E-commerce companies benefited from a boom in online sales during the pandemic. Now they face headwinds as consumers -- and the retailers they rely on -- resume some of their pre-pandemic, in-person shopping habits.
Lightspeed is also trying to recover from an attack by a short seller who claimed in a 125-page report in September that the company had inflated its numbers before going public in 2019. Dasilva called the allegations “categorically false” and defended Lightspeed’s accounting methods.
The company is still in growth mode and has been on an acquisition spree since its IPO, scooping up nine companies in three years to expand its e-commerce and payment services as it attempts to rival online retail titans Shopify Inc. and Amazon.com Inc. In October, it struck its biggest deal yet, buying California-based Ecwid Inc. for US$500 million.

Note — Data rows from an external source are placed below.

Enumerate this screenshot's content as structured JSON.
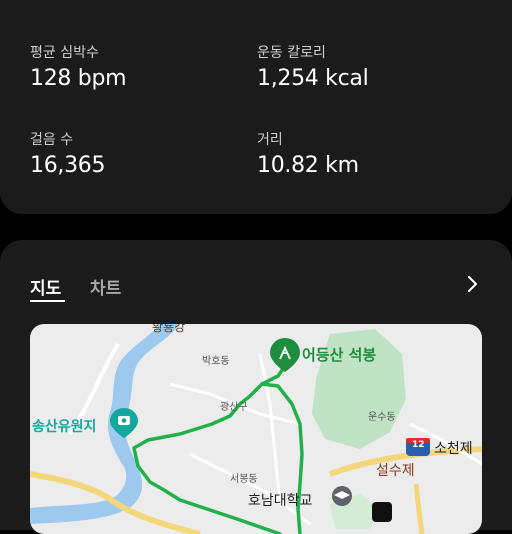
{
  "stats": {
    "items": [
      {
        "label": "평균 심박수",
        "value": "128 bpm"
      },
      {
        "label": "운동 칼로리",
        "value": "1,254 kcal"
      },
      {
        "label": "걸음 수",
        "value": "16,365"
      },
      {
        "label": "거리",
        "value": "10.82 km"
      }
    ]
  },
  "map_section": {
    "tabs": [
      {
        "label": "지도",
        "active": true
      },
      {
        "label": "차트",
        "active": false
      }
    ],
    "expand_icon": "chevron-right-icon"
  },
  "map": {
    "labels": {
      "river_top": "황룡강",
      "bakho": "박호동",
      "mountain": "어등산 석봉",
      "gwangsan": "광산구",
      "unsu": "운수동",
      "songsan_park": "송산유원지",
      "route12": "12",
      "socheonje": "소천제",
      "seolsuje": "설수제",
      "seobong": "서봉동",
      "honam_univ": "호남대학교"
    },
    "colors": {
      "route": "#22b04b",
      "water": "#9ec9ee",
      "park": "#bfe3c4",
      "road_yellow": "#f3d77a"
    }
  }
}
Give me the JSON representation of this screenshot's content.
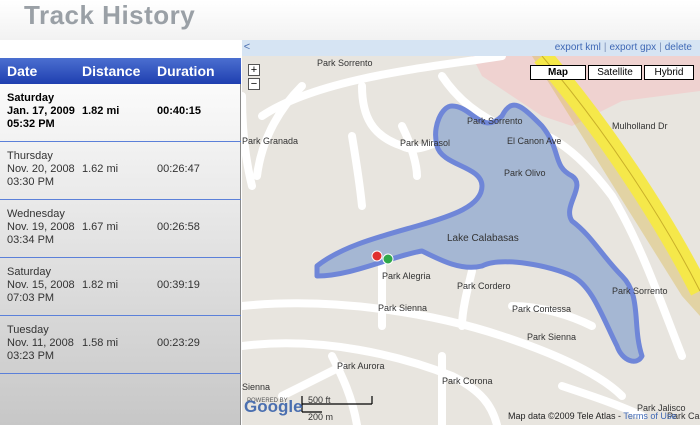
{
  "app": {
    "title": "Track History"
  },
  "columns": {
    "date": "Date",
    "distance": "Distance",
    "duration": "Duration"
  },
  "tracks": [
    {
      "weekday": "Saturday",
      "date": "Jan. 17, 2009",
      "time": "05:32 PM",
      "distance": "1.82 mi",
      "duration": "00:40:15",
      "selected": true
    },
    {
      "weekday": "Thursday",
      "date": "Nov. 20, 2008",
      "time": "03:30 PM",
      "distance": "1.62 mi",
      "duration": "00:26:47"
    },
    {
      "weekday": "Wednesday",
      "date": "Nov. 19, 2008",
      "time": "03:34 PM",
      "distance": "1.67 mi",
      "duration": "00:26:58"
    },
    {
      "weekday": "Saturday",
      "date": "Nov. 15, 2008",
      "time": "07:03 PM",
      "distance": "1.82 mi",
      "duration": "00:39:19"
    },
    {
      "weekday": "Tuesday",
      "date": "Nov. 11, 2008",
      "time": "03:23 PM",
      "distance": "1.58 mi",
      "duration": "00:23:29"
    }
  ],
  "toolbar": {
    "collapse": "<",
    "export_kml": "export kml",
    "export_gpx": "export gpx",
    "delete": "delete",
    "separator": "|"
  },
  "map": {
    "zoom_in": "+",
    "zoom_out": "−",
    "types": [
      "Map",
      "Satellite",
      "Hybrid"
    ],
    "active_type": "Map",
    "scale_imperial": "500 ft",
    "scale_metric": "200 m",
    "attribution": "Map data ©2009 Tele Atlas - ",
    "terms": "Terms of Use",
    "logo": "Google",
    "powered": "POWERED BY",
    "labels": {
      "park_sorrento_top": "Park Sorrento",
      "park_sorrento_mid": "Park Sorrento",
      "park_sorrento_right": "Park Sorrento",
      "el_canon": "El Canon Ave",
      "park_mirasol": "Park Mirasol",
      "park_olivo": "Park Olivo",
      "mulholland": "Mulholland Dr",
      "lake": "Lake Calabasas",
      "park_granada": "Park Granada",
      "park_alegria": "Park Alegria",
      "park_cordero": "Park Cordero",
      "park_contessa": "Park Contessa",
      "park_sienna_left": "Park Sienna",
      "park_sienna_right": "Park Sienna",
      "park_aurora": "Park Aurora",
      "park_corona": "Park Corona",
      "park_jalisco": "Park Jalisco",
      "sienna_bottom": "Sienna",
      "park_ca": "Park Ca"
    },
    "colors": {
      "water": "#a5b7d3",
      "track": "#6f86d8",
      "road": "#ffffff",
      "highway": "#f5e84a",
      "land": "#e8e5df",
      "park": "#efd2d0"
    }
  }
}
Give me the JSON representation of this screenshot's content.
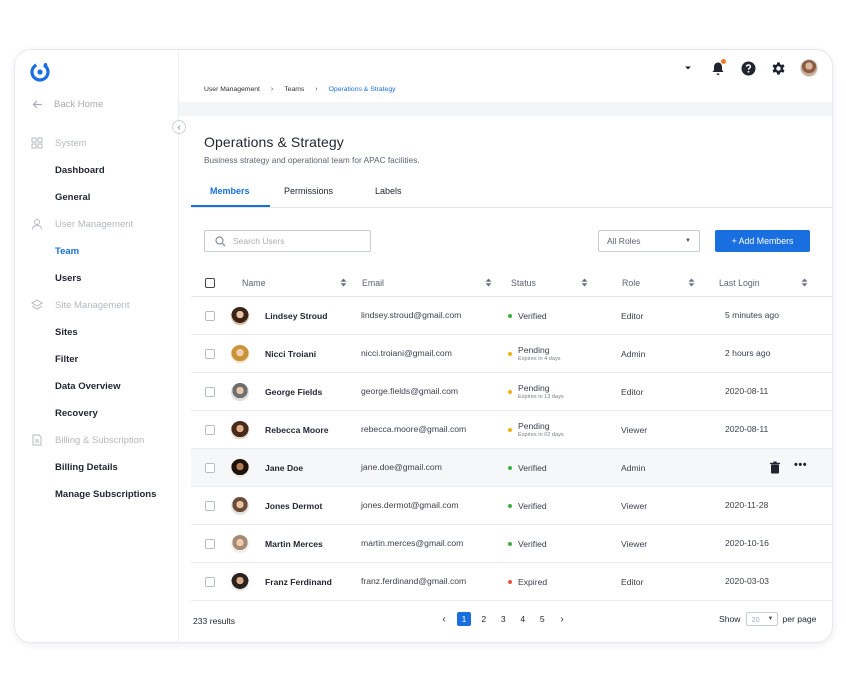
{
  "sidebar": {
    "back_home": "Back Home",
    "sections": [
      {
        "label": "System",
        "icon": "grid-icon",
        "items": [
          "Dashboard",
          "General"
        ]
      },
      {
        "label": "User Management",
        "icon": "user-icon",
        "items": [
          "Team",
          "Users"
        ]
      },
      {
        "label": "Site Management",
        "icon": "layers-icon",
        "items": [
          "Sites",
          "Filter",
          "Data Overview",
          "Recovery"
        ]
      },
      {
        "label": "Billing & Subscription",
        "icon": "document-icon",
        "items": [
          "Billing Details",
          "Manage Subscriptions"
        ]
      }
    ],
    "active_item": "Team"
  },
  "topbar": {
    "icons": [
      "caret-down-icon",
      "bell-icon",
      "help-icon",
      "gear-icon",
      "avatar"
    ],
    "notification_dot_color": "#f27c22"
  },
  "breadcrumb": [
    "User Management",
    "Teams",
    "Operations & Strategy"
  ],
  "page": {
    "title": "Operations & Strategy",
    "subtitle": "Business strategy and operational team for APAC facilities."
  },
  "tabs": [
    {
      "label": "Members",
      "active": true
    },
    {
      "label": "Permissions",
      "active": false
    },
    {
      "label": "Labels",
      "active": false
    }
  ],
  "controls": {
    "search_placeholder": "Search Users",
    "role_filter": "All Roles",
    "add_button": "+ Add Members"
  },
  "table": {
    "headers": {
      "name": "Name",
      "email": "Email",
      "status": "Status",
      "role": "Role",
      "last_login": "Last Login"
    },
    "rows": [
      {
        "name": "Lindsey Stroud",
        "email": "lindsey.stroud@gmail.com",
        "status": "Verified",
        "status_sub": "",
        "role": "Editor",
        "last_login": "5 minutes ago"
      },
      {
        "name": "Nicci Troiani",
        "email": "nicci.troiani@gmail.com",
        "status": "Pending",
        "status_sub": "Expires in 4 days",
        "role": "Admin",
        "last_login": "2 hours ago"
      },
      {
        "name": "George Fields",
        "email": "george.fields@gmail.com",
        "status": "Pending",
        "status_sub": "Expires in 13 days",
        "role": "Editor",
        "last_login": "2020-08-11"
      },
      {
        "name": "Rebecca Moore",
        "email": "rebecca.moore@gmail.com",
        "status": "Pending",
        "status_sub": "Expires in 02 days",
        "role": "Viewer",
        "last_login": "2020-08-11"
      },
      {
        "name": "Jane Doe",
        "email": "jane.doe@gmail.com",
        "status": "Verified",
        "status_sub": "",
        "role": "Admin",
        "last_login": ""
      },
      {
        "name": "Jones Dermot",
        "email": "jones.dermot@gmail.com",
        "status": "Verified",
        "status_sub": "",
        "role": "Viewer",
        "last_login": "2020-11-28"
      },
      {
        "name": "Martin Merces",
        "email": "martin.merces@gmail.com",
        "status": "Verified",
        "status_sub": "",
        "role": "Viewer",
        "last_login": "2020-10-16"
      },
      {
        "name": "Franz Ferdinand",
        "email": "franz.ferdinand@gmail.com",
        "status": "Expired",
        "status_sub": "",
        "role": "Editor",
        "last_login": "2020-03-03"
      }
    ],
    "hover_row_actions": [
      "trash-icon",
      "more-icon"
    ],
    "status_colors": {
      "Verified": "#3cb043",
      "Pending": "#f2b21c",
      "Expired": "#e8513c"
    }
  },
  "footer": {
    "results": "233 results",
    "pages": [
      "1",
      "2",
      "3",
      "4",
      "5"
    ],
    "current_page": "1",
    "show_label": "Show",
    "per_page_value": "20",
    "per_page_label": "per page"
  },
  "colors": {
    "accent": "#1a6fe0"
  }
}
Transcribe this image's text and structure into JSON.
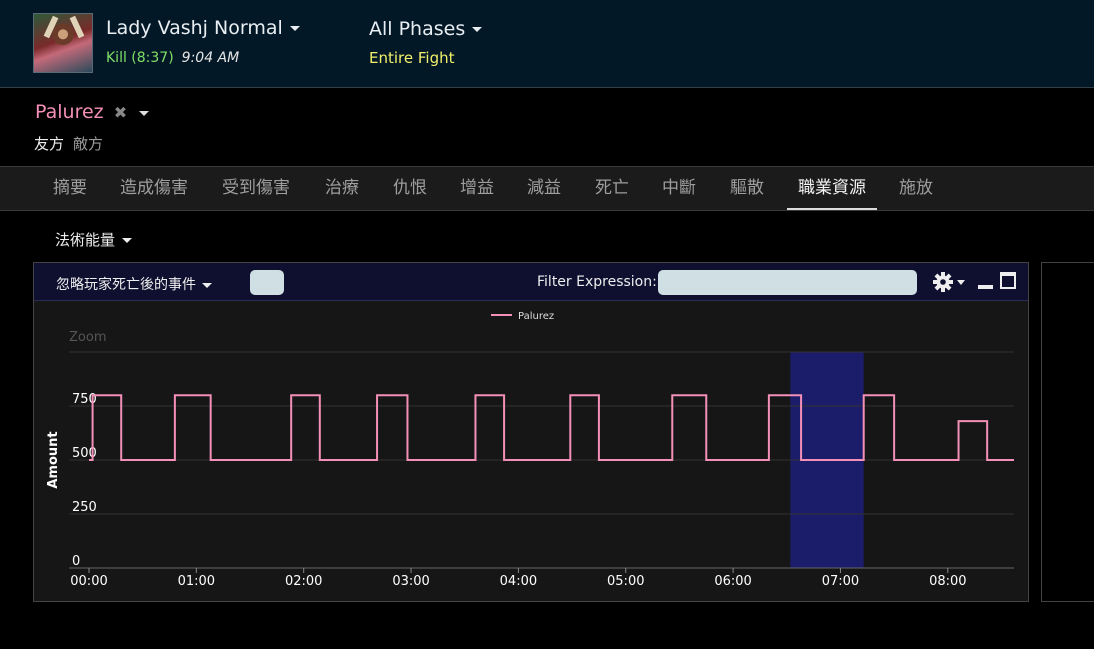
{
  "boss": {
    "name": "Lady Vashj Normal",
    "result": "Kill (8:37)",
    "time": "9:04 AM"
  },
  "phase": {
    "name": "All Phases",
    "subtitle": "Entire Fight"
  },
  "player": {
    "name": "Palurez",
    "remove_glyph": "✖",
    "ally_label": "友方",
    "enemy_label": "敵方"
  },
  "tabs": [
    {
      "label": "摘要",
      "active": false
    },
    {
      "label": "造成傷害",
      "active": false
    },
    {
      "label": "受到傷害",
      "active": false
    },
    {
      "label": "治療",
      "active": false
    },
    {
      "label": "仇恨",
      "active": false
    },
    {
      "label": "增益",
      "active": false
    },
    {
      "label": "減益",
      "active": false
    },
    {
      "label": "死亡",
      "active": false
    },
    {
      "label": "中斷",
      "active": false
    },
    {
      "label": "驅散",
      "active": false
    },
    {
      "label": "職業資源",
      "active": true
    },
    {
      "label": "施放",
      "active": false
    }
  ],
  "resource_type": "法術能量",
  "panel": {
    "ignore_label": "忽略玩家死亡後的事件",
    "filter_label": "Filter Expression:",
    "filter_value": ""
  },
  "colors": {
    "series": "#f490b7",
    "highlight": "#1c1d6a",
    "kill": "#7fe067",
    "phase_sub": "#f2ef6a"
  },
  "chart_data": {
    "type": "line",
    "step": true,
    "zoom_label": "Zoom",
    "ylabel": "Amount",
    "xlabel": "",
    "ylim": [
      0,
      1000
    ],
    "yticks": [
      0,
      250,
      500,
      750
    ],
    "xlim": [
      0,
      517
    ],
    "xticks": [
      "00:00",
      "01:00",
      "02:00",
      "03:00",
      "04:00",
      "05:00",
      "06:00",
      "07:00",
      "08:00"
    ],
    "legend": "top-center",
    "grid": true,
    "highlight_range": [
      392,
      433
    ],
    "series": [
      {
        "name": "Palurez",
        "x": [
          0,
          2,
          18,
          48,
          68,
          113,
          129,
          161,
          178,
          216,
          232,
          269,
          285,
          326,
          345,
          380,
          398,
          433,
          450,
          486,
          502,
          517
        ],
        "y": [
          500,
          800,
          500,
          800,
          500,
          800,
          500,
          800,
          500,
          800,
          500,
          800,
          500,
          800,
          500,
          800,
          500,
          800,
          500,
          680,
          500,
          500
        ]
      }
    ]
  }
}
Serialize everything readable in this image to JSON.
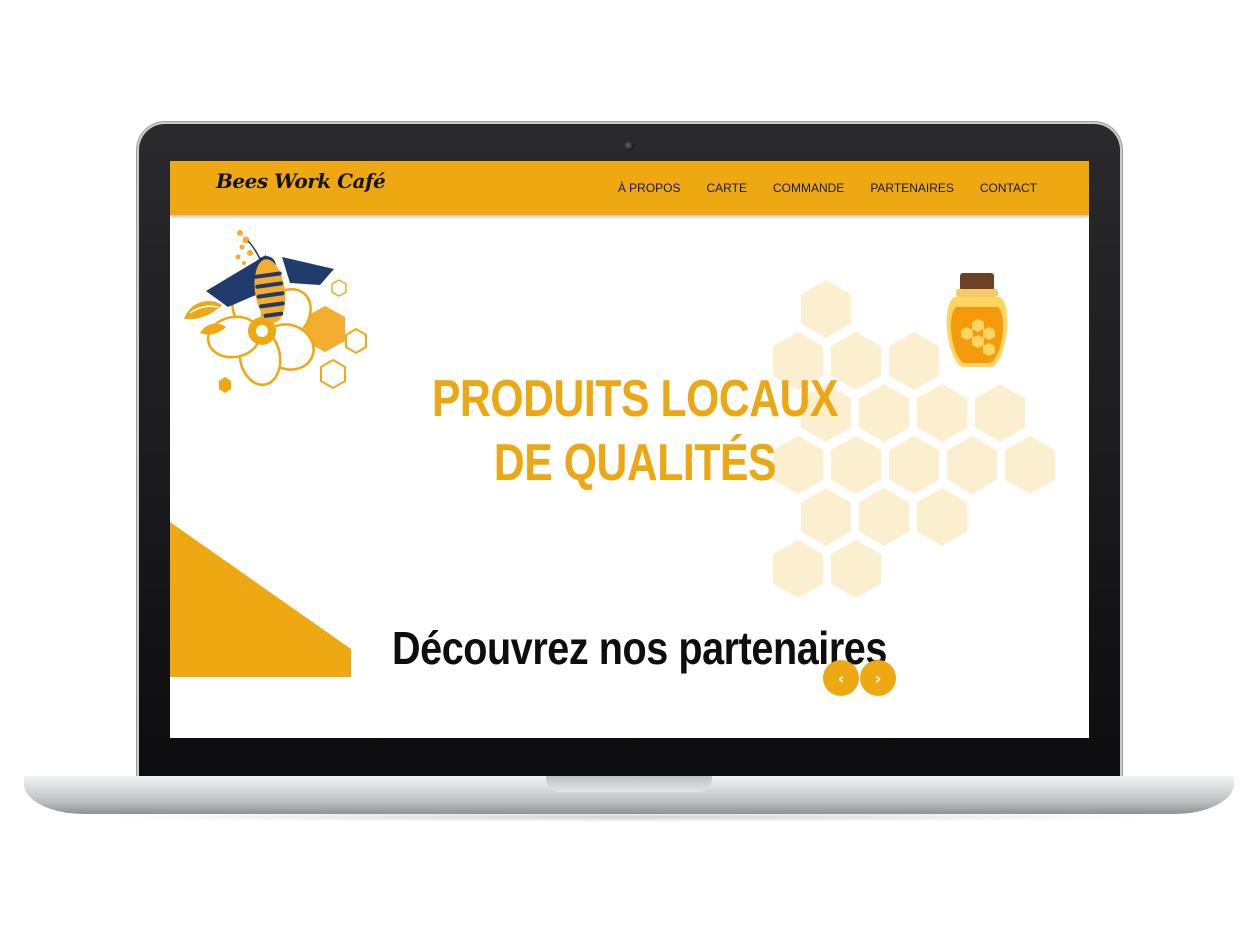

“We’ll continue executing and the stock should follow,” Chauvet, the incoming CEO, said. “There’s been a short-term correction on tech but we strongly believe in our customers and market. There’s a lot of room for growth.”
Dasilva started Lightspeed in 2005 after two years of programming and coding, skills he developed as a 13-year-old apprentice for an Apple Inc. developer. He grew the startup -- without raising venture funding for the first seven years -- into a payments and e-commerce company with 3,000 employees and 156,000 customer locations in more than 100 countries. Its market capitalization of $6 billion makes it one of the 10 largest publicly traded technology companies in Canada.
Dasilva had contemplated giving up the CEO role for years. In “Age of Union,” his book with Stéphane Poirier about “changemaking,” published shortly after Lightspeed’s IPO, he wrote that he considered leaving in 2015 to focus on his Montreal cultural center, Never Apart. In October, he started a nonprofit environmental group that takes its name from his book.
“At the 10-year mark, I had a sense of burnout,” Dasilva said. Even so, he stayed in the CEO role to continue developing the company’s team and strategy, as well as its corporate social responsibility programs, he said.
Chauvet joined the company in 2012 as chief revenue officer, becoming a board member a year later. He became president in 2016, overseeing Lightspeed’s acquisitions, its listings on the Toronto and New York exchanges, and the launch of its payments platform. Since then, Lightspeed has expanded its business to hospitality, adding logistics programs for suppliers and e-commerce platform services for merchants.
This year, Lightspeed plans to pause its acquisition spree to focus on integrating its most recent takeovers and expanding in new regions, including Australia and New Zealand, Chauvet said.
“The market is huge. There are 47 million retailers and restaurateurs,” he said. “If we put together this strategy of integrating suppliers and stores, by the time the other competitors get to the solution set that we have today, we’ll be miles ahead.”